The sense of crowded isolation is stretched to its breaking point in Grand Central Station. At the intersection that gives way to the Seven, the Green Line and the Time Square Shuttle, strangers jostle and politely shove one another on their way to work. Rush hour turns the keys, pulling on the violin strings until, Snap.

The tension broke under Lorenzo Lorca’s electric violin.

A swath of the crowd stopped. Listened. They didn’t push. They merely stood, cell phones in hand, recording the musical balancing act the man in all black built.

His instrument is less of a violin itself, and more of an allusion to one. Frets, strings, a chin rest, check; but in place of the warm wood body, there was a distinct absence, as though the violin was constructed with air.

At its base, a jack tethered Lorca to his amp, which pumped out not only a lithe sprint of music, but its accompaniment as well.

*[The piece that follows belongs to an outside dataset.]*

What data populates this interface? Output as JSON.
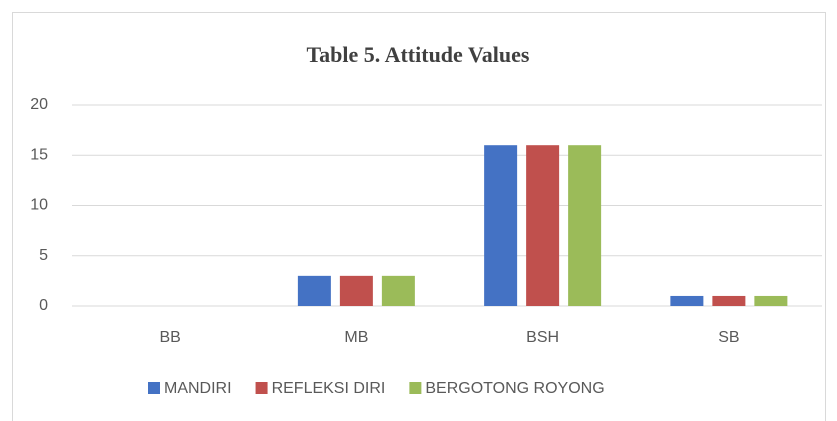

While Lorca was able to balance a certain flair (literally: he would pause and let a note hang, while his violin, vertical, balanced on his shoulder) I came away thinking that for all his showmanship, I wish he had put some more thought into costuming.

It’s a bias I openly claim: my introduction to the electric violin was through steampunk music and I automatically match the sound to the aesthetic; however, black cargo pants and a black t-shirt are so plain as to be inconsistent with the style of his performance.

Music Under New York, as a public venue and accessibility project is hit and miss, but Lorenzo Lorca struck a chord.